All the Rage is one of those films that you’ll get out what you bring in. An open mind will be needed to get on board with the idea that a lot of the pain we experience in life is a direct result of the stress we’re under at that specific moment. Things can get even more wacky when Dr. Sarno suggests that it’s primarily anger that creates this pain. It’s not really that far-fetched now though, as there seems to be a greater understanding and acceptance that stress can definitely affect our health.
Sarno isn’t the kooky character you may imagine him to be. He’s quite humble and understands why the medical community won’t get behind his ideas. That doesn’t mean he thinks it’s okay though, and Sarno is quick to point out that all our lives would be better if the first step wasn’t surgery in many cases. The difficulty in fully understanding Dr. Sarno’s ideas lies in the construction of All the Rage though. Beyond the fact that he attributes physical pain to the fact that we’re not directly dealing with our emotions, we never get any other explanation into his work. At times, it may involve working with a therapist, but that seems to be in only rare cases. You wouldn’t be wrong if you came out of the film thinking that Dr. Sarno’s method is to simply tell a patient that there’s nothing really wrong with them.

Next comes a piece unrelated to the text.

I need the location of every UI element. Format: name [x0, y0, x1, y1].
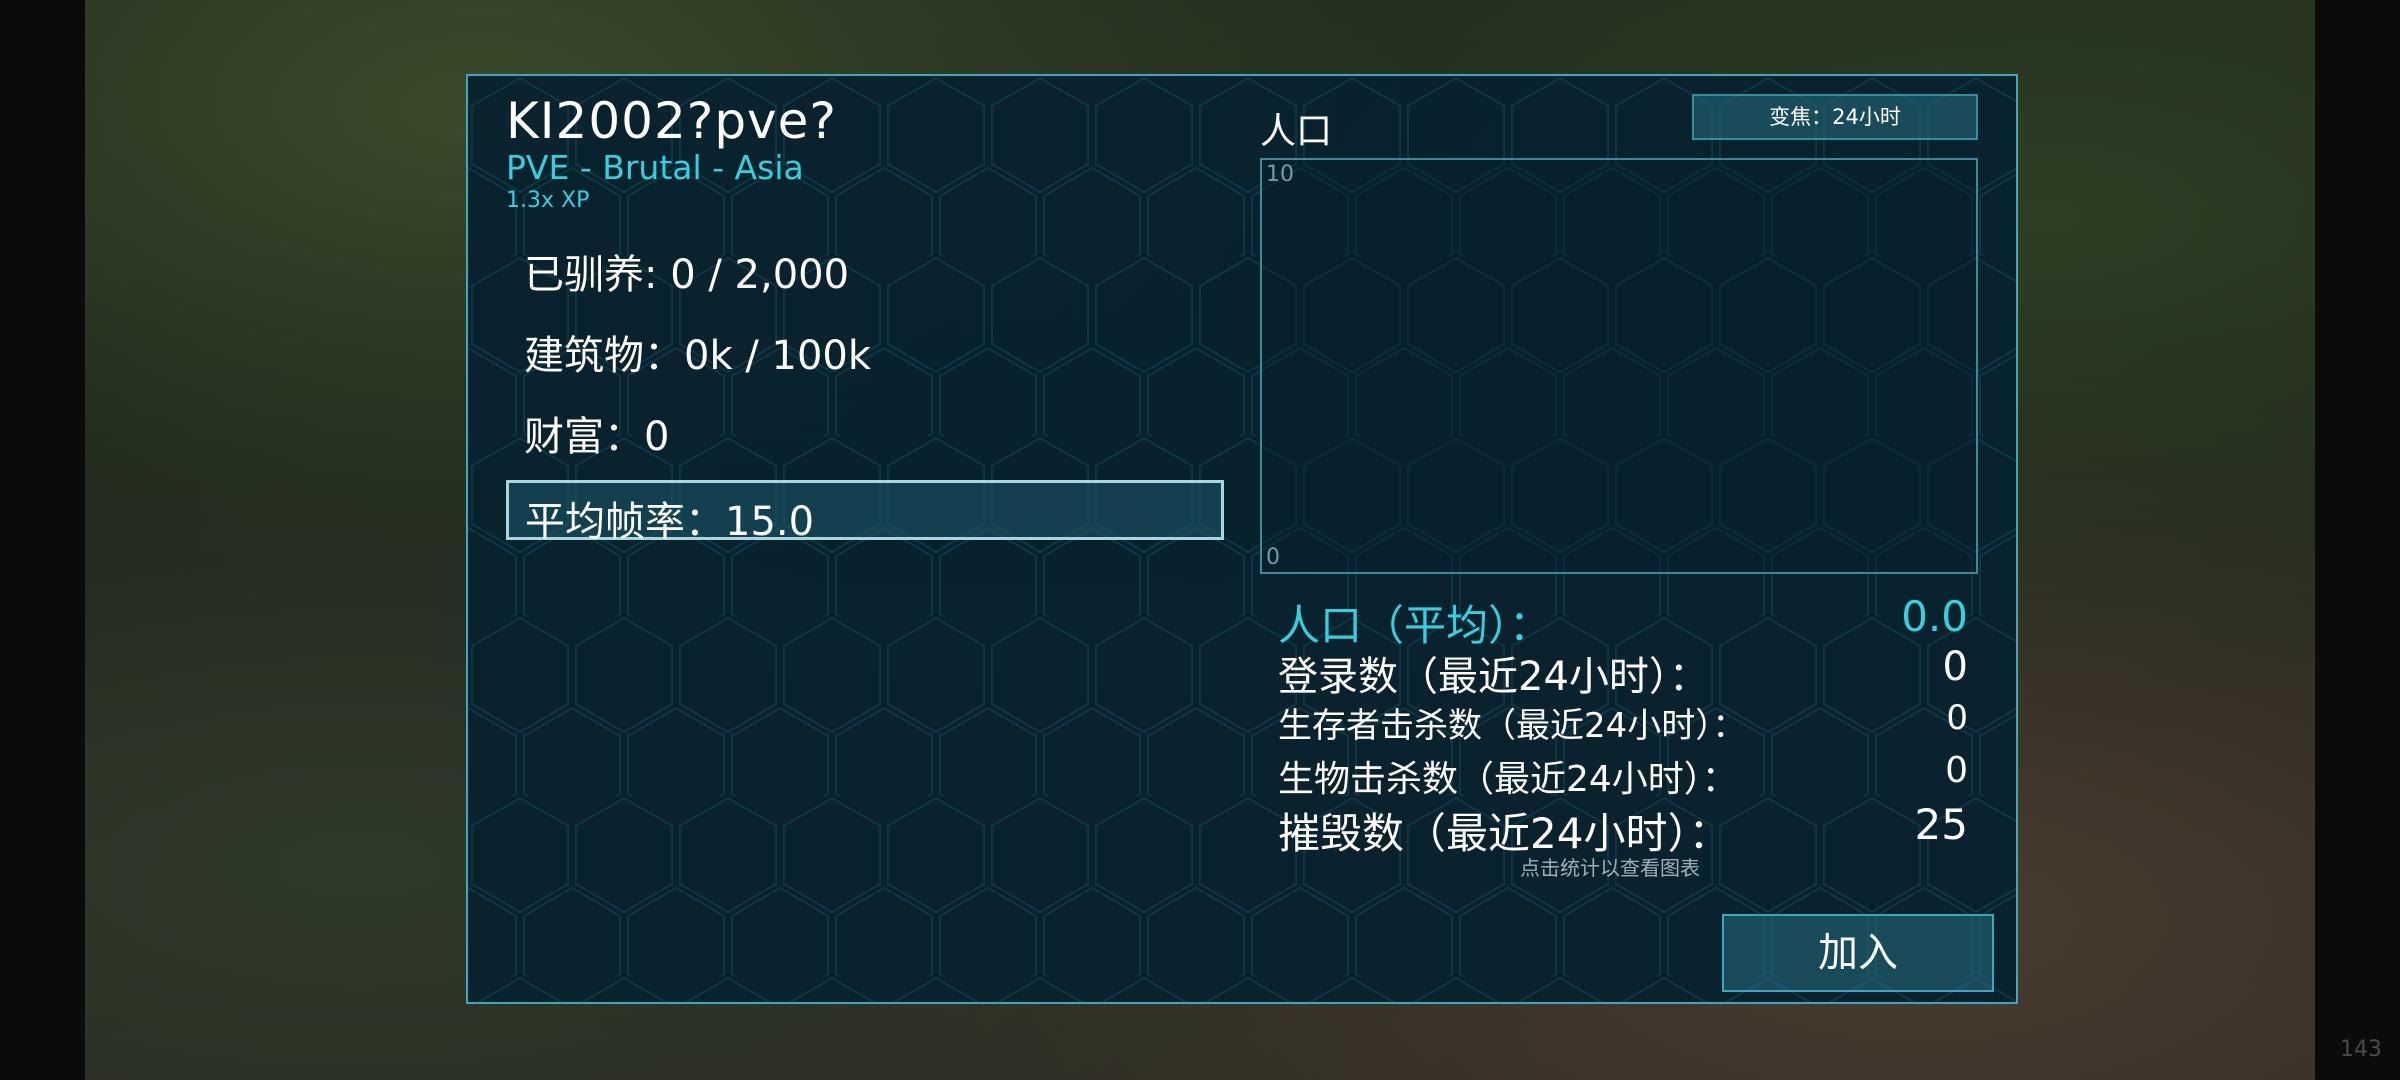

Even as we follow director Galinsky’s life dealing with his own back pain, there’s nothing to show us how Dr. Sarno’s ideas are incorporated into life. It seems like you just say to yourself “screw you pain.” and that’s it. It’s fascinating to think that so much of our ongoing pain may simply be because we’re not dealing properly with the life around us, but All the Rage isn’t going to deliver any part of the path to you. It simply opens the door to the work of Dr. Sarno and waits for you to step inside.
Is All the Rage Essential Viewing?
Sure. It’s interesting enough to hold your attention, but if you really want to know about Dr. Sarno’s work, you’d be better off just buying one of his books.